Integr8: VLSFO Calorific Value, Pour Point and Competitiveness with LSMGO

Buying bunker fuel generally means getting the best price while trying to avoid claims. However, not all bunker fuel is the same, particularly with regard to how much energy is produced when the fuel is burned and the mileage that can be achieved on a load of bunker fuel.

The main parameters that influence calorific value are ash, sulphur, water and density. As a rule, the lower each of these parameters the higher the calorific content of the fuel. There is a very strong relationship between density and calorific value while other parameters contributing to calorific value are becoming of less significance, particularly with the move to VLSFO.

Ash varies within a very narrow range, generally from 0% to 0.1% for residual grades and 0% to 0.01% for distillate and has a very limited impact on calorific value.

Sulphur, which generally used to be in the range between 0.6% and 3.5% for HSFO, now falls within a much smaller range – typically between 0.45% and 0.50% for VLSFO and 0.08% to 0.10% for LSMGO – hence also a very limited impact on calorific value.

While water can range from 0% to 0.5% for residual fuels and should not be present in distillate fuels, its impact on residual fuel calorific value is also limited. This leaves density.

Figure 1 shows the relationship between density and calorific value for VLSFO, so it can be concluded that density plays the major role in determining the calorific value of the fuel.

This relationship is inverted, which means with the increase in density calorific value decreases.

For example, according to Integr8 Fuels global fuel quality database, the average density of HSFO in 2019 was 982.5 kg/ cbm, compared with 943.8 kg/cbm for VLSFO and 857.3 kg/cbm for LSMGO.

Following from this, LSMGO has the highest calorific value, followed by VLSFO and HSFO and the difference between these is substantial.

Figure 2 shows the average calorific values of different types of fuel. VLSFO on average contains 3% more energy than HSFO, while LSMGO contains 3% more energy than VLSFO. In an ideal environment, this should translate into a 3% increase in the mileage, however in reality this number can change either way due to external influencing factors.

The same logic applies to the price, where, on the energy basis, VLSFO becomes uncompetitive if it's less than 3% cheaper than LSMGO. Assuming LSMGO is priced at $650/ mt, VLSFO on average will lose its competitiveness at $630/mt and above.

In many cases, taking a bottom quartile VLSFO (41.0 Mj/kg) and comparing it with a top quartile LSMGO (43.2 Mj/kg), will indicate the minimum price difference beyond which VLSFO will almost always be cheaper than LSMGO. Such a price difference is around 5.5%, so it can be said with a great degree of certainty that unless VLSFO is 5.5% or less cheaper than LSMGO, it should be competitive.

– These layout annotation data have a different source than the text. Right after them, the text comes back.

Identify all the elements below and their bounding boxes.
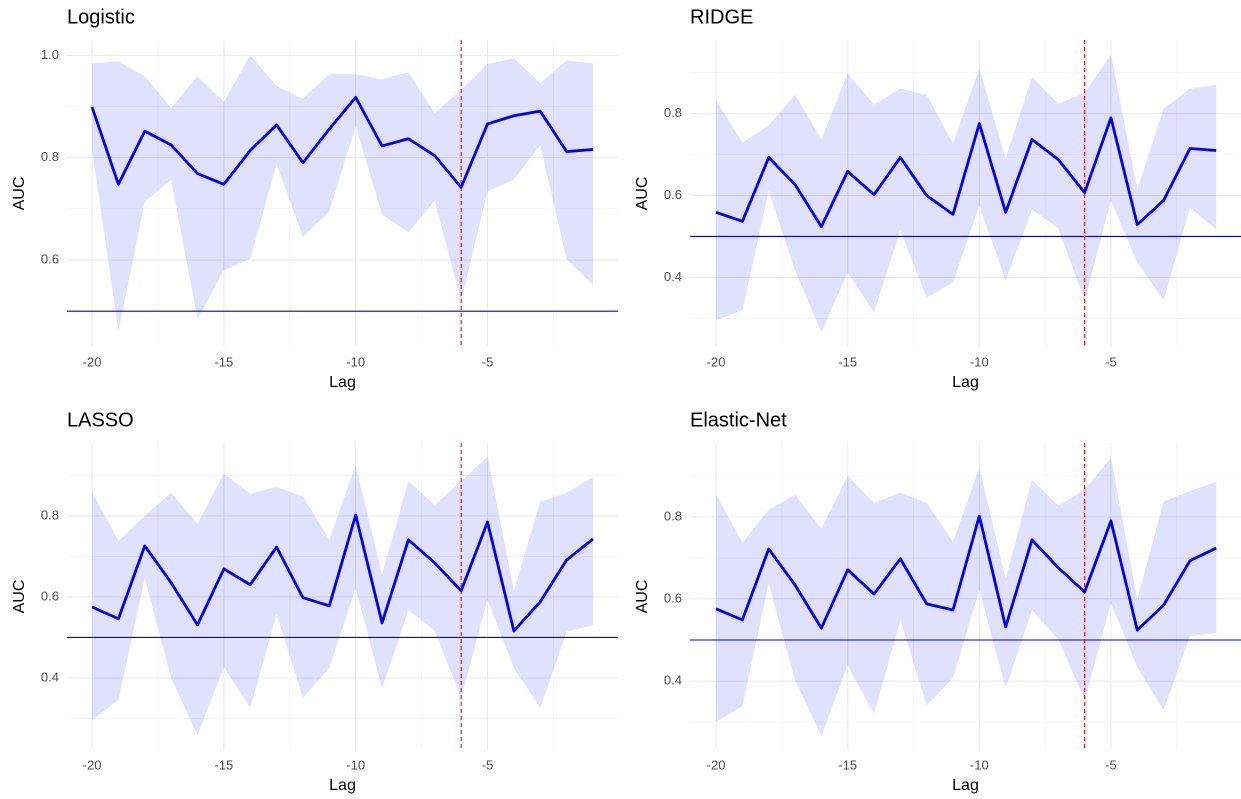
auc-line xyxy=(91,513,594,633)
confidence-band xyxy=(92,55,593,331)
y-tick-label: 0.4 xyxy=(664,269,682,284)
x-tick-label: -15 xyxy=(214,757,233,772)
panel-title: Elastic-Net xyxy=(690,409,787,431)
x-axis-label: Lag xyxy=(952,374,979,391)
x-tick-label: -15 xyxy=(838,757,857,772)
x-tick-label: -5 xyxy=(482,757,494,772)
x-tick-label: -10 xyxy=(970,354,989,369)
y-tick-label: 0.4 xyxy=(41,669,59,684)
x-tick-label: -15 xyxy=(214,354,233,369)
x-axis-label: Lag xyxy=(952,777,979,794)
y-axis-label: AUC xyxy=(11,177,28,211)
panel: 0.6 0.8 1.0 -20 -15 -10 -5 Logistic Lag AUC xyxy=(11,6,618,391)
y-axis-label: AUC xyxy=(11,580,28,614)
auc-line xyxy=(715,116,1217,229)
y-tick-label: 0.6 xyxy=(41,588,59,603)
x-tick-label: -15 xyxy=(838,354,857,369)
x-tick-label: -20 xyxy=(707,757,726,772)
y-tick-label: 0.8 xyxy=(41,507,59,522)
x-tick-label: -10 xyxy=(346,354,365,369)
confidence-band xyxy=(92,456,593,736)
panel: 0.4 0.6 0.8 -20 -15 -10 -5 LASSO Lag AUC xyxy=(11,409,618,794)
panel-title: LASSO xyxy=(67,409,134,431)
panel: 0.4 0.6 0.8 -20 -15 -10 -5 RIDGE Lag AUC xyxy=(634,6,1241,391)
y-axis-label: AUC xyxy=(634,177,651,211)
panel: 0.4 0.6 0.8 -20 -15 -10 -5 Elastic-Net Lag AUC xyxy=(634,409,1241,794)
x-tick-label: -5 xyxy=(482,354,494,369)
panel-title: Logistic xyxy=(67,6,135,28)
x-axis-label: Lag xyxy=(329,777,356,794)
x-tick-label: -10 xyxy=(346,757,365,772)
y-tick-label: 0.6 xyxy=(664,187,682,202)
y-tick-label: 0.6 xyxy=(41,251,59,266)
confidence-band xyxy=(716,54,1217,333)
x-tick-label: -10 xyxy=(970,757,989,772)
y-tick-label: 0.6 xyxy=(664,590,682,605)
auc-line xyxy=(715,514,1217,632)
x-tick-label: -20 xyxy=(707,354,726,369)
x-axis-label: Lag xyxy=(329,374,356,391)
x-tick-label: -5 xyxy=(1105,354,1117,369)
panel-title: RIDGE xyxy=(690,6,753,28)
x-tick-label: -5 xyxy=(1105,757,1117,772)
x-tick-label: -20 xyxy=(83,354,102,369)
y-tick-label: 0.8 xyxy=(664,508,682,523)
y-tick-label: 0.8 xyxy=(664,105,682,120)
auc-line xyxy=(90,95,594,189)
y-tick-label: 1.0 xyxy=(41,47,59,62)
y-tick-label: 0.4 xyxy=(664,672,682,687)
y-axis-label: AUC xyxy=(634,580,651,614)
confidence-band xyxy=(716,457,1217,737)
y-tick-label: 0.8 xyxy=(41,149,59,164)
x-tick-label: -20 xyxy=(83,757,102,772)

As seen from Figure 2, calorific values typically vary and change from one fuel batch to the other, often within the same port and supplier. Therefore, it is important to be able to compare LSMGO and VLSFO prices adjusted by calorific value at the point of buying the fuel.

Integr8 Fuels does it by requesting the certificate of quality (COQ) from the supplier and calculating the price per energy unit ($ per Mj/kg) in order to ascertain the cheapest fuel grade.

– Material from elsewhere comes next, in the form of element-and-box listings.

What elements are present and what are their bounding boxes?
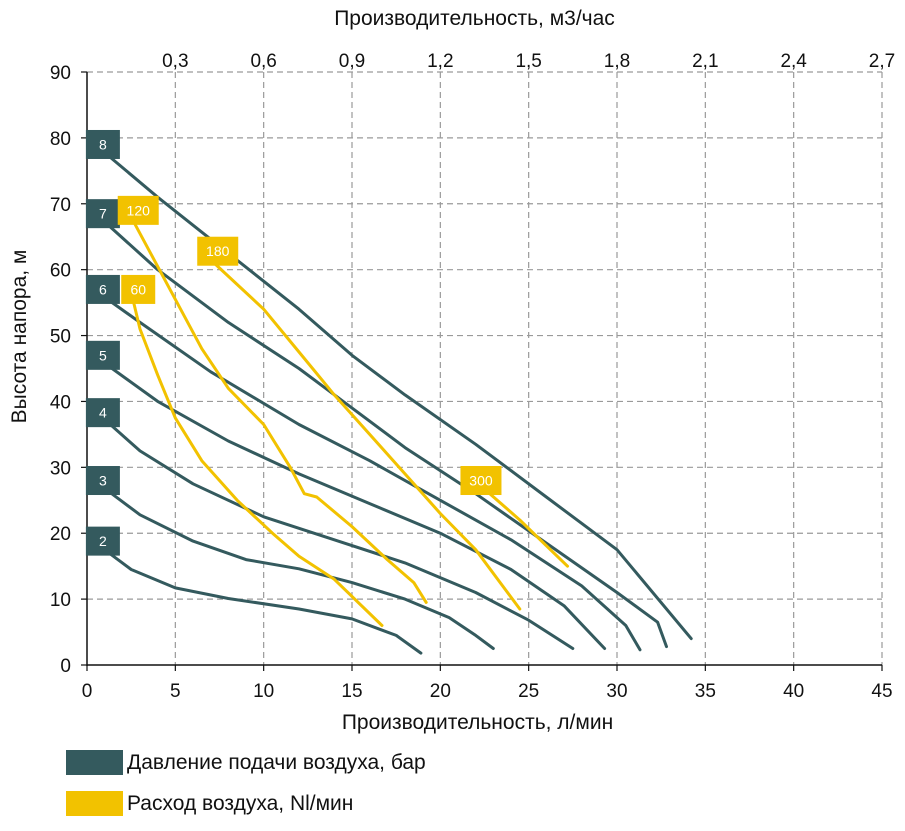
x2-tick-label: 1,2 (427, 51, 453, 72)
legend-item-air: Расход воздуха, Nl/мин (66, 791, 353, 816)
y-tick-label: 0 (60, 656, 71, 677)
y-tick-label: 50 (50, 327, 71, 348)
pressure-badge-label-4: 4 (99, 405, 107, 421)
x2-tick-label: 2,7 (869, 51, 895, 72)
pressure-badge-2 (85, 526, 120, 556)
y-tick-label: 80 (50, 129, 71, 150)
x-tick-label: 35 (695, 681, 716, 702)
air-badge-300 (460, 466, 502, 496)
x-tick-label: 20 (430, 681, 451, 702)
pressure-curve-8 (101, 149, 693, 641)
air-curve-120 (131, 218, 428, 604)
pressure-badge-7 (85, 199, 120, 229)
x-tick-label: 15 (341, 681, 362, 702)
air-badge-label-300: 300 (469, 473, 493, 489)
air-badge-60 (121, 274, 156, 304)
y-tick-label: 30 (50, 458, 71, 479)
x2-tick-label: 2,1 (692, 51, 718, 72)
x-tick-label: 30 (606, 681, 627, 702)
pressure-curve-6 (101, 294, 642, 652)
x2-tick-label: 1,5 (515, 51, 541, 72)
y-tick-label: 90 (50, 63, 71, 84)
pressure-badge-5 (85, 340, 120, 370)
pressure-badge-label-7: 7 (99, 206, 107, 222)
air-badge-120 (117, 195, 159, 225)
pressure-badge-label-8: 8 (99, 136, 107, 152)
pressure-curve-3 (101, 485, 495, 650)
pressure-badge-8 (85, 129, 120, 159)
x-axis-title: Производительность, л/мин (342, 711, 613, 734)
y-tick-label: 60 (50, 261, 71, 282)
x2-tick-label: 1,8 (604, 51, 630, 72)
x-tick-label: 40 (783, 681, 804, 702)
pressure-curve-2 (101, 546, 423, 655)
pressure-badge-3 (85, 466, 120, 496)
pressure-badge-4 (85, 398, 120, 428)
y-tick-label: 20 (50, 524, 71, 545)
x-tick-label: 45 (871, 681, 892, 702)
pressure-curve-5 (101, 360, 607, 650)
y-tick-label: 70 (50, 195, 71, 216)
y-tick-label: 40 (50, 392, 71, 413)
pressure-badge-label-5: 5 (99, 347, 107, 363)
x-tick-label: 5 (170, 681, 181, 702)
legend-swatch-air (66, 791, 123, 816)
pressure-badge-label-2: 2 (99, 533, 107, 549)
pressure-badge-6 (85, 274, 120, 304)
air-curve-60 (131, 297, 384, 627)
legend-swatch-pressure (66, 750, 123, 775)
air-curve-300 (488, 492, 569, 568)
legend-item-pressure: Давление подачи воздуха, бар (66, 750, 426, 775)
x2-tick-label: 0,3 (162, 51, 188, 72)
y-axis-title: Высота напора, м (8, 250, 31, 424)
y-tick-label: 10 (50, 590, 71, 611)
legend-label-air: Расход воздуха, Nl/мин (127, 791, 354, 815)
x-tick-label: 25 (518, 681, 539, 702)
air-badge-180 (197, 236, 239, 266)
air-badge-label-180: 180 (206, 243, 230, 259)
air-curve-180 (212, 261, 522, 611)
legend-label-pressure: Давление подачи воздуха, бар (127, 750, 426, 774)
pressure-curve-4 (101, 416, 575, 650)
pressure-badge-label-3: 3 (99, 473, 107, 489)
air-badge-label-120: 120 (127, 202, 151, 218)
x2-axis-title: Производительность, м3/час (334, 7, 615, 30)
pressure-curve-7 (101, 218, 668, 649)
x2-tick-label: 2,4 (780, 51, 807, 72)
x2-tick-label: 0,9 (339, 51, 365, 72)
pressure-badge-label-6: 6 (99, 281, 107, 297)
air-badge-label-60: 60 (130, 281, 146, 297)
x-tick-label: 10 (253, 681, 274, 702)
x-tick-label: 0 (82, 681, 93, 702)
x2-tick-label: 0,6 (250, 51, 276, 72)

Figure 3 shows one such example of comparing VLSFO and LSMGO quotes on calorific value.

In this case, VLSFO, despite being $20/mt cheaper than LSMGO, was actually more expensive per unit of energy. On top of this, unlike VLSFO, LSMGO can be easily mixed with the existing distillate fuel onboard and this also plays in favour of buying LMSGO in this case.

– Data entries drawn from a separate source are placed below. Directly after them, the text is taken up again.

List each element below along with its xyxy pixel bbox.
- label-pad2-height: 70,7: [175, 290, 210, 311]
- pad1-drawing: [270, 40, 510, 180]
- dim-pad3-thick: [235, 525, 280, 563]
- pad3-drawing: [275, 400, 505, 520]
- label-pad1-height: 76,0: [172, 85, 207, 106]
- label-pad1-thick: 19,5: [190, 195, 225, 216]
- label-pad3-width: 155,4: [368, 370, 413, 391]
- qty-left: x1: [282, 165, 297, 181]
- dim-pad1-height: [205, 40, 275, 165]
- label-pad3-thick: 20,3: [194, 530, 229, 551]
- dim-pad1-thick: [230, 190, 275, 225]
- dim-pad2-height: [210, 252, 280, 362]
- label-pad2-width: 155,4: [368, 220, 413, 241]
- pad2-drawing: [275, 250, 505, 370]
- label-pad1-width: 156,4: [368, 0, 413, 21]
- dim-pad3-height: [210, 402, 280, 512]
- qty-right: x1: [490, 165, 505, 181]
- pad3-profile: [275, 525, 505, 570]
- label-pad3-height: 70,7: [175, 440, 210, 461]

Lastly, from analysing thousands of tests, VLSFO blends tend to have paraffinic components, which generally increase its pour point. For LSMGO pour point is typically below 0 deg. C, so heating is rarely required for storing it in vessel's bunker tanks, while for VLSFO pour point typically ranges between 6 deg. C and 30 deg. C. In order to maintain VLSFO in the tank at 10-15 deg. C above its pour point, heating is often required. Heating bunker fuel requires additional fuel consumption.

On a 20 day laden Aframax passage that consumes around 700mt of fuel, it is estimated that VLSFO with the 25 deg. C pour point will require around 10 additional tons of fuel to maintain the correct temperature in the storage tanks, increasing consumption by around 1.5% compared with the fuel that does not need heating.

Figure 4 shows the influence of such difference on the calorific value of the fuel, which further lowers its competitiveness with LSMGO. In this case VLSFO starts to compete with LSMGO (priced at $635/mt) at $604/mt and below—that is over $30/mt difference!

The importance of buying bunker fuel on the energy basis is growing and Integr8 Fuels have invested heavily in data, analytics and systems that give our customers the ability to not only pick the best fuel type depending on the quoted price, pour point and calorific value, but also select the best quote from different suppliers for the same fuel grade.